About the Interviewed: Jared is a sophomore at the University of Southern California, studying Finance. At the time of this interview, he is also my roommate. His ethnic background is distinctively Chinese, and his parents are first-generation American immigrants. He is 20 years old.
Jared: “My family celebrates unique traditions. We celebrate Chinese New Year, and we celebrate the Moon Festival.”
I ask him to explain the Moon Festival to me in greater detail.
Jared: “It’s pretty festive. My family decorates the place up. It’s a festival that’s centered around the moon, so you get a lot of festive stuff like that. The moon is symbolic of things like harvest and prosperity, so that’s where I guess it comes from. It happens around August – September, whenever the full moon is.”
I asked Jared about his experiences with the Festival. I ask him about any special foods he might eat.
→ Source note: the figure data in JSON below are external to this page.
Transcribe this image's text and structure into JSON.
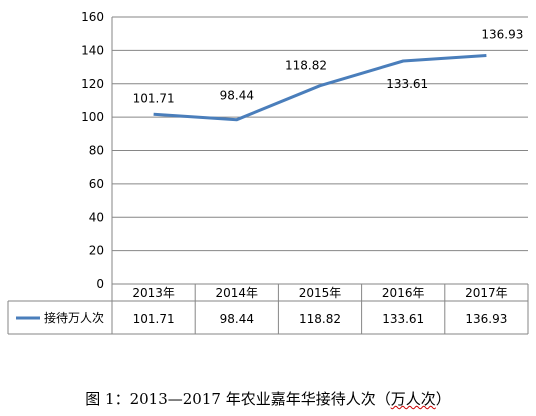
{
  "chart_data": {
    "type": "line",
    "categories": [
      "2013年",
      "2014年",
      "2015年",
      "2016年",
      "2017年"
    ],
    "series": [
      {
        "name": "接待万人次",
        "values": [
          101.71,
          98.44,
          118.82,
          133.61,
          136.93
        ]
      }
    ],
    "data_labels": [
      "101.71",
      "98.44",
      "118.82",
      "133.61",
      "136.93"
    ],
    "table_values": [
      "101.71",
      "98.44",
      "118.82",
      "133.61",
      "136.93"
    ],
    "yticks": [
      "0",
      "20",
      "40",
      "60",
      "80",
      "100",
      "120",
      "140",
      "160"
    ],
    "ylim": [
      0,
      160
    ],
    "grid": true,
    "legend": "data-table",
    "line_color": "#4a7ebb"
  },
  "caption": {
    "main": "图 1：2013—2017 年农业嘉年华接待人次（",
    "wavy": "万人次",
    "end": "）"
  }
}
Jared: Yeah, there are snacks. There’s this thing called mooncake, it’s kind of chewy – like mochi [japanese chewy sweet], it’s good, I like it. I have a lot of good memories of the Moon Festival. I’d say it’s nostalgic. As for other things, we sometimes play games. Like most things in Chinese culture, it’s pretty much centered around the family, so we spend a lot of time together.”
I tell Jared that I’m aware that Korea celebrates the Moon Festival as well. I was curious if he knew of any specific differences between the two.
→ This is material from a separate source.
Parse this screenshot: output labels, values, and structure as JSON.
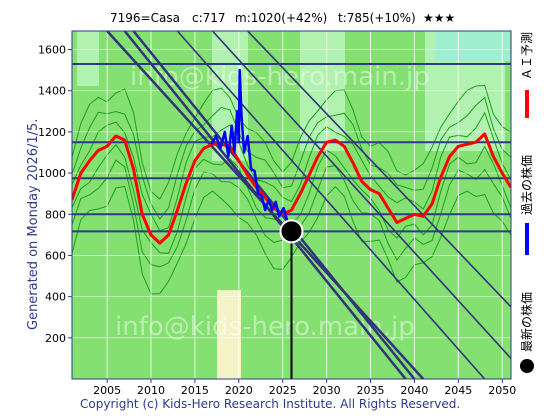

Jared: I’m not entirely sure about all the differences, but I think they’re pretty similar. My Korean friends seem to know what I’m talking about when I talk about when I mention it.
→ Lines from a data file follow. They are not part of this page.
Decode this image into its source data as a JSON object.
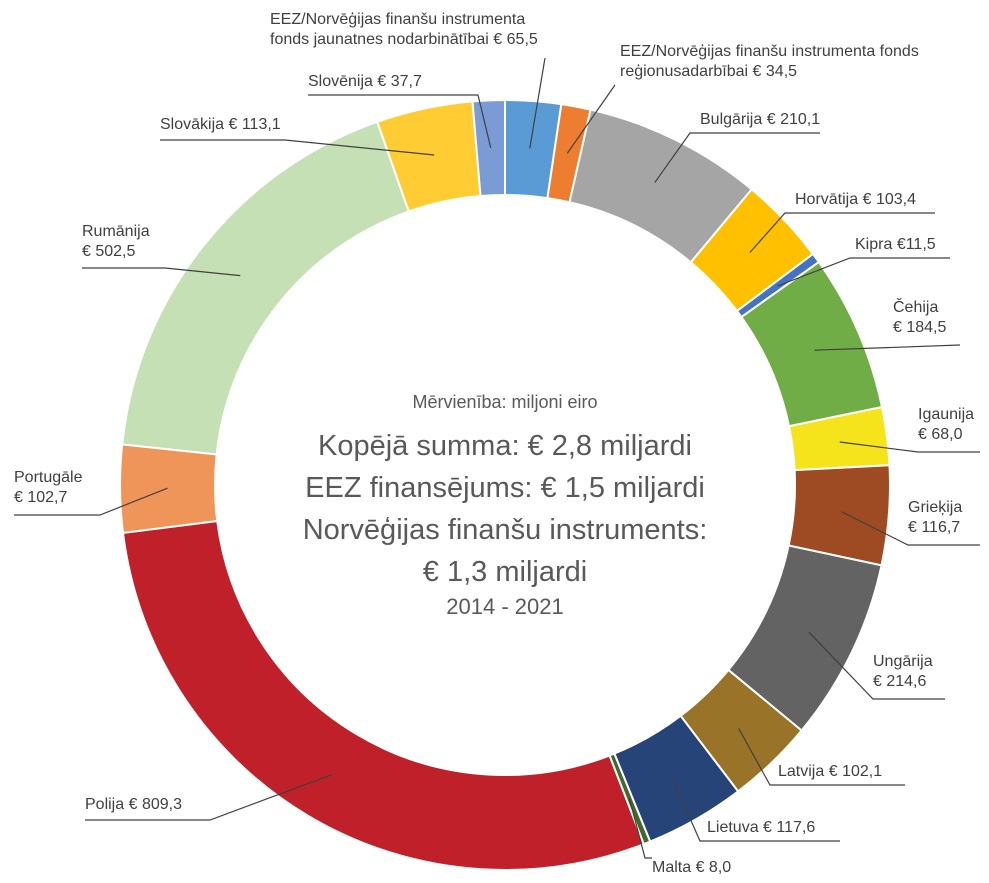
{
  "chart_data": {
    "type": "donut",
    "categories": [
      "EEZ/Norvēģijas finanšu instrumenta fonds jaunatnes nodarbinātībai",
      "EEZ/Norvēģijas finanšu instrumenta fonds reģionusadarbībai",
      "Bulgārija",
      "Horvātija",
      "Kipra",
      "Čehija",
      "Igaunija",
      "Grieķija",
      "Ungārija",
      "Latvija",
      "Lietuva",
      "Malta",
      "Polija",
      "Portugāle",
      "Rumānija",
      "Slovākija",
      "Slovēnija"
    ],
    "values": [
      65.5,
      34.5,
      210.1,
      103.4,
      11.5,
      184.5,
      68.0,
      116.7,
      214.6,
      102.1,
      117.6,
      8.0,
      809.3,
      102.7,
      502.5,
      113.1,
      37.7
    ],
    "value_labels": [
      "€ 65,5",
      "€ 34,5",
      "€ 210,1",
      "€ 103,4",
      "€11,5",
      "€ 184,5",
      "€ 68,0",
      "€ 116,7",
      "€ 214,6",
      "€ 102,1",
      "€ 117,6",
      "€ 8,0",
      "€ 809,3",
      "€ 102,7",
      "€ 502,5",
      "€ 113,1",
      "€ 37,7"
    ],
    "colors": [
      "#5b9bd5",
      "#ed7d31",
      "#a5a5a5",
      "#ffc000",
      "#4472c4",
      "#70ad47",
      "#f5e31b",
      "#9e4a22",
      "#636363",
      "#997328",
      "#264478",
      "#43682b",
      "#c0202a",
      "#f0955a",
      "#c5e0b4",
      "#ffcd33",
      "#7a9bd4"
    ],
    "subtitle": "Mērvienība: miljoni eiro",
    "center_text": [
      "Kopējā summa: € 2,8 miljardi",
      "EEZ finansējums: € 1,5 miljardi",
      "Norvēģijas finanšu instruments:",
      "€ 1,3 miljardi"
    ],
    "period": "2014 - 2021"
  }
}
As a Chinese-American, Jared celebrates a holiday known as “The Moon Festival”, which celebrates a general coming of the moon and the harvests that follow. He recounts nostalgic experiences with food, games, and family.
My roommate’s experience with the Moon Festival is not unlike the nostalgia most people associate with Western holidays like Halloween or Christmas. The use of the “festival” in different cultures holds a great significance to the individual. It’s “nostalgia” that in part motivates tradition to spread from one generation to the next.